What could one do with six years wandering the employment wilderness? You'd think the world would be at your feet; globetrotting across the seven seas, meeting endless numbers of fascinating people and fulfilling all those little things you always wanted to do- the novel, the photo gallery, the lifesize Darth Maul gimpsuit.
But it's not that simple. With no job (and I know I speak not only for myself) each day seems to take the wind out. It's like getting a kidney shot from Ricky Hatton but with that super slow-mo Sky camera. It's taken me all of a month to write this article, for Christ's sake!

Oh well. Bring on the ladyfriend returning in a few days. Bring on Brick Lane a week later, and Seven Sisters a week after that. I might even get another post in by then if I'm feeling really adventurous between Doctors repeats.

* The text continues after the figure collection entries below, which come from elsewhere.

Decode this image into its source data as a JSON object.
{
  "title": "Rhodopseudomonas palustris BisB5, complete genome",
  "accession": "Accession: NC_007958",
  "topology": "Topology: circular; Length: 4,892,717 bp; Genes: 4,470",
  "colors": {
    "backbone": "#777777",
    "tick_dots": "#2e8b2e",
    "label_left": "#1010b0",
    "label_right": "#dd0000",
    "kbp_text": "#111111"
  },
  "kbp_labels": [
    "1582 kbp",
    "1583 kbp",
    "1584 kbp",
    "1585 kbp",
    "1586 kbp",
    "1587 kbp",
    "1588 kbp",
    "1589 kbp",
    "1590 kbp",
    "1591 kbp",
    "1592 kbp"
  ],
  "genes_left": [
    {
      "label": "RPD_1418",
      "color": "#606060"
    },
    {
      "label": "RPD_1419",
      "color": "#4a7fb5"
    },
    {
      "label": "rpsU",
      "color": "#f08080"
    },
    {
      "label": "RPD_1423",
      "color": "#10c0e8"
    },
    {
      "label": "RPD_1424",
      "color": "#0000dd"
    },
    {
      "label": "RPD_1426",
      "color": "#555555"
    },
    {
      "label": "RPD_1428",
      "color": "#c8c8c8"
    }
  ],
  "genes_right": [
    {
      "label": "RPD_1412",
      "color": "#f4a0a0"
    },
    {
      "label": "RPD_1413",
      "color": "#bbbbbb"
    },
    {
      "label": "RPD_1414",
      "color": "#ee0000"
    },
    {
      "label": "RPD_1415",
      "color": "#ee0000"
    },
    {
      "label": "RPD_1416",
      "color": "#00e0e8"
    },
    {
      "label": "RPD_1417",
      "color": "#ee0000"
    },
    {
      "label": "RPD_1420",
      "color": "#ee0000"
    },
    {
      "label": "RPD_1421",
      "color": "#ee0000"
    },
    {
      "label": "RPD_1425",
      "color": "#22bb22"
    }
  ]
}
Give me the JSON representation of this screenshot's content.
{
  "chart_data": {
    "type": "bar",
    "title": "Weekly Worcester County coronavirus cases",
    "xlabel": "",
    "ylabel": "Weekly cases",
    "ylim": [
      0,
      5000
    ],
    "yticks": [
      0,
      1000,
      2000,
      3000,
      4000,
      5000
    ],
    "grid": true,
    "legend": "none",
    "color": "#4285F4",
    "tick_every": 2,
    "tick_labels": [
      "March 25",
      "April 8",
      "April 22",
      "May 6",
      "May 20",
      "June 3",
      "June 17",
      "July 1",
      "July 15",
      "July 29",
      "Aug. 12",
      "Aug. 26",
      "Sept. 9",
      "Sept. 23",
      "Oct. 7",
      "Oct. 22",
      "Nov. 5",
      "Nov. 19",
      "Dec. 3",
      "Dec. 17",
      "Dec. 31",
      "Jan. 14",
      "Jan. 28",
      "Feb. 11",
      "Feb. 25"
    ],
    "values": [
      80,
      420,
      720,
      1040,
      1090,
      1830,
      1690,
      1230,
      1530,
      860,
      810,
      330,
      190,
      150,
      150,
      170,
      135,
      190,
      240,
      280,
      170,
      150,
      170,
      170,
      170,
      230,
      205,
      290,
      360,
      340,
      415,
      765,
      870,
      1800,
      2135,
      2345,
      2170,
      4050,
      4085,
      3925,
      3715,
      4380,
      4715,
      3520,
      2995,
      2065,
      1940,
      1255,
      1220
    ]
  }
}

I think I've read about half a dozen reviews of XX Teens' Welcome to Goon Island, all of which have given distinctly average scores to the Mute's post-punk quintet. Well, I can tell you now they're all categorically wrong. This LP is a beauty, a real kick up modern post-punk's skinny-fitted backside.
Fair enough, some of the lyrics are so ridiculously abstract they'd make I am the Walrus sound like a World Service report. But spare these London boys their two cents of art-school oddity and you're left with a album that, given the Teens' vampish faithful, is packed with catchy, poppy dancefloor numbers. To reference the NME, imagine Mark E Smith smoking crack with OMD (whilst falling down spiral stairs onto Noel Gallagher who's walking David Bowie's dog, who's just taken a crap on Ian Curtis' pants). I've got the attention span of a goldfish watching The Hills, and I can listen to it through. Trust me- if you value my judgement, that's a huge compliment.
Oh, and watch the video to the sprawling Only You; dumbfoundingly fitting.

Anywho, that'll do for tonight. I'll have more for you in the coming days. That's if I can drag myself away from the women's coxless fours (I can shorthand that pretty quickly).